Maternity Leave: A season of professional evolution

The Work Beneath the Work
Disclaimer: Insights here come courtesy of roughly four hours of sleep, Mom brain and a tiny human who insists on reminding me who’s really in charge. Interpret liberally.
I began writing this in my head twelve weeks into maternity leave, somewhere between the third and fourth night waking, when the house was quiet except for the small, insistent sounds of a new life rearranging mine.
It is five months now.
Five months of learning that time bends. That the smallest person in the room can reorganise an entire life without notice.
I have loved my work fiercely. I thrive in the precision of it, the cadence of an executive day, the sequencing of conversations so that alignment felt organic rather than engineered. I love the company I work for. I respect the executive team I support. I miss the rhythm.
But my tiny human demands attention (and milk) with a discipline no boardroom could rival. And somewhere along the way, I developed a deep, almost spiritual respect for cows.
There is a particular clarity that comes with sleep deprivation. It peels away vanity. It exposes structure.
For me, maternity leave has done something unusual. It has quietened the noise.
We speak often of “support” as though it is soft. It is not. It is structural. It is load-bearing.
Beneath the organisation, titles, reporting lines and meetings, there is a mycelial network. Fine threads of trust, context and timing running quietly between people. Decisions travel along those threads. So does information. So does confidence.
An EA’s influence is rarely declarative. It is rarely loud. It is composed instead of small calibrations. The conversation framed just right before it becomes conflict, the priority gently reordered before it becomes crisis, the information placed precisely where it will land and take root.
When we are present, this often feels invisible. But that does not mean to say it is.
When we step away, it becomes visible.
Not because you are replaceable. That old corporate ghost. But because you have embedded clarity into the system. You have translated instinct into rhythm. You have converted memory into method.
Maternity leave, then, becomes a mirror. The handover process is its most honest reflection.
Not the polite document filled with bullet points and shared drives. But the deeper mapping of how work actually moves through the organisation.
A robust handover answers uncomfortable and important questions:
- Where does institutional knowledge really reside? In a folder? Or in a relationship built over three budget cycles and one difficult restructuring?

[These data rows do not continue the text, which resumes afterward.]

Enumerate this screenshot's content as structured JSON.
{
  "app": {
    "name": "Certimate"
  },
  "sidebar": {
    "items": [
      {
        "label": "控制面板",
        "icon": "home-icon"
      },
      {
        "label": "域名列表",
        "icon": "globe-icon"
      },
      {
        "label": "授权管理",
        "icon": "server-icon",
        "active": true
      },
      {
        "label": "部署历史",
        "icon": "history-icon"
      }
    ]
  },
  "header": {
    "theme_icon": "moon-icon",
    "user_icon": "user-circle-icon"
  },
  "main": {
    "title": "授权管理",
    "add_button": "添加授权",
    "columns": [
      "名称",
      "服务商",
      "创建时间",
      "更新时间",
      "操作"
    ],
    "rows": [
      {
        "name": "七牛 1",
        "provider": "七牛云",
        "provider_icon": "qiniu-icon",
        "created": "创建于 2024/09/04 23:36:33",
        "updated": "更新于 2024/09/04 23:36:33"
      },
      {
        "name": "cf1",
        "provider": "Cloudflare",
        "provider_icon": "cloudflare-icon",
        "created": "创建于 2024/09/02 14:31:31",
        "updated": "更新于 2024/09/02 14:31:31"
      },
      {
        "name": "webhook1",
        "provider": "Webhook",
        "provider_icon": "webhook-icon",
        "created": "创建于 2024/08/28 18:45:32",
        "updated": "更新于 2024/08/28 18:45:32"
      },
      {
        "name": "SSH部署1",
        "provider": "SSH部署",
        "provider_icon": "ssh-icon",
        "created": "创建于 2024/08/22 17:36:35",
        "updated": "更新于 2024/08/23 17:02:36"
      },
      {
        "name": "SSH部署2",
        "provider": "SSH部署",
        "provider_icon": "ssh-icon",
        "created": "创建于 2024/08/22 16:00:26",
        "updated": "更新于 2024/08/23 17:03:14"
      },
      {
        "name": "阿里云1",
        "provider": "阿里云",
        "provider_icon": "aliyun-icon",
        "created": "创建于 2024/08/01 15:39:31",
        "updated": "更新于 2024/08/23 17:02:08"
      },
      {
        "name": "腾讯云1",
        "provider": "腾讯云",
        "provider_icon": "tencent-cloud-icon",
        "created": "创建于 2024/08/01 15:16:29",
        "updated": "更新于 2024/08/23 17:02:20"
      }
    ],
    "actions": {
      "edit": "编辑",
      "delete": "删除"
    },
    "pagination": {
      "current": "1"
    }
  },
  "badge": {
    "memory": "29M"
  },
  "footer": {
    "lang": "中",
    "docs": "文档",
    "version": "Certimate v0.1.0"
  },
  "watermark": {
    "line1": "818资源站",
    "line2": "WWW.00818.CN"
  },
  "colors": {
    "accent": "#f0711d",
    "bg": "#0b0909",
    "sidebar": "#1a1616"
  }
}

- How do decisions actually travel? Who needs to feel heard before they feel aligned?
- What rituals. The Monday morning briefing, the pre-board quiet check-in, the unscheduled corridor conversation — stabilise the executive rhythm?
These are not administrative details. They are design.
For organisations, maternity leave becomes less a disruption and an opportunity to view it as more of an audit, a rare chance to see what was previously invisible. And for EAs, it is also a professional reckoning.
You also evolve in ways that are difficult to quantify.
It offers companies the opportunity to:
- Extract processes from memory and anchor them in shared understanding.
- Is backup capacity intentional or reactive?
- Treat maternity leave not as an exception to productivity, but as part of a humane and modern rhythm of work.
I will admit, I am guilty of having held too much in my head. Of mistaking indispensability for value. Of believing that excellence meant personal containment.
Distance has corrected me. It would be easy to frame maternity leave as a pause.
It is not.
It is a shift in perspective. One that reveals both the strength of what you built and the opportunity to build it differently. The systems I helped shape have continued. Not perfectly, but steadily. That is not a threat to my value.
For EAs, maternity leave is not only about babies and bottles and bewildering levels of fatigue. It is also a season of professional evolution. You develop resilience that no corporate training can simulate. You master prioritisation under conditions of biological urgency. You practise emotional intelligence with a stakeholder who cannot yet speak but communicates everything.
Even on four hours of sleep. Even between diaper changes. Even while negotiating with a being who believes 3:17 a.m. is an appropriate time for philosophical reflection.
This is the first in a series exploring maternity leave from the perspective of an EA.
Not as an interruption to ambition.
Not as a polite footnote in a professional biography.
But as an inflection point for personal reckoning, professional design, and organisational maturity.
And sometimes, stepping away is the most precise form of leadership we practise.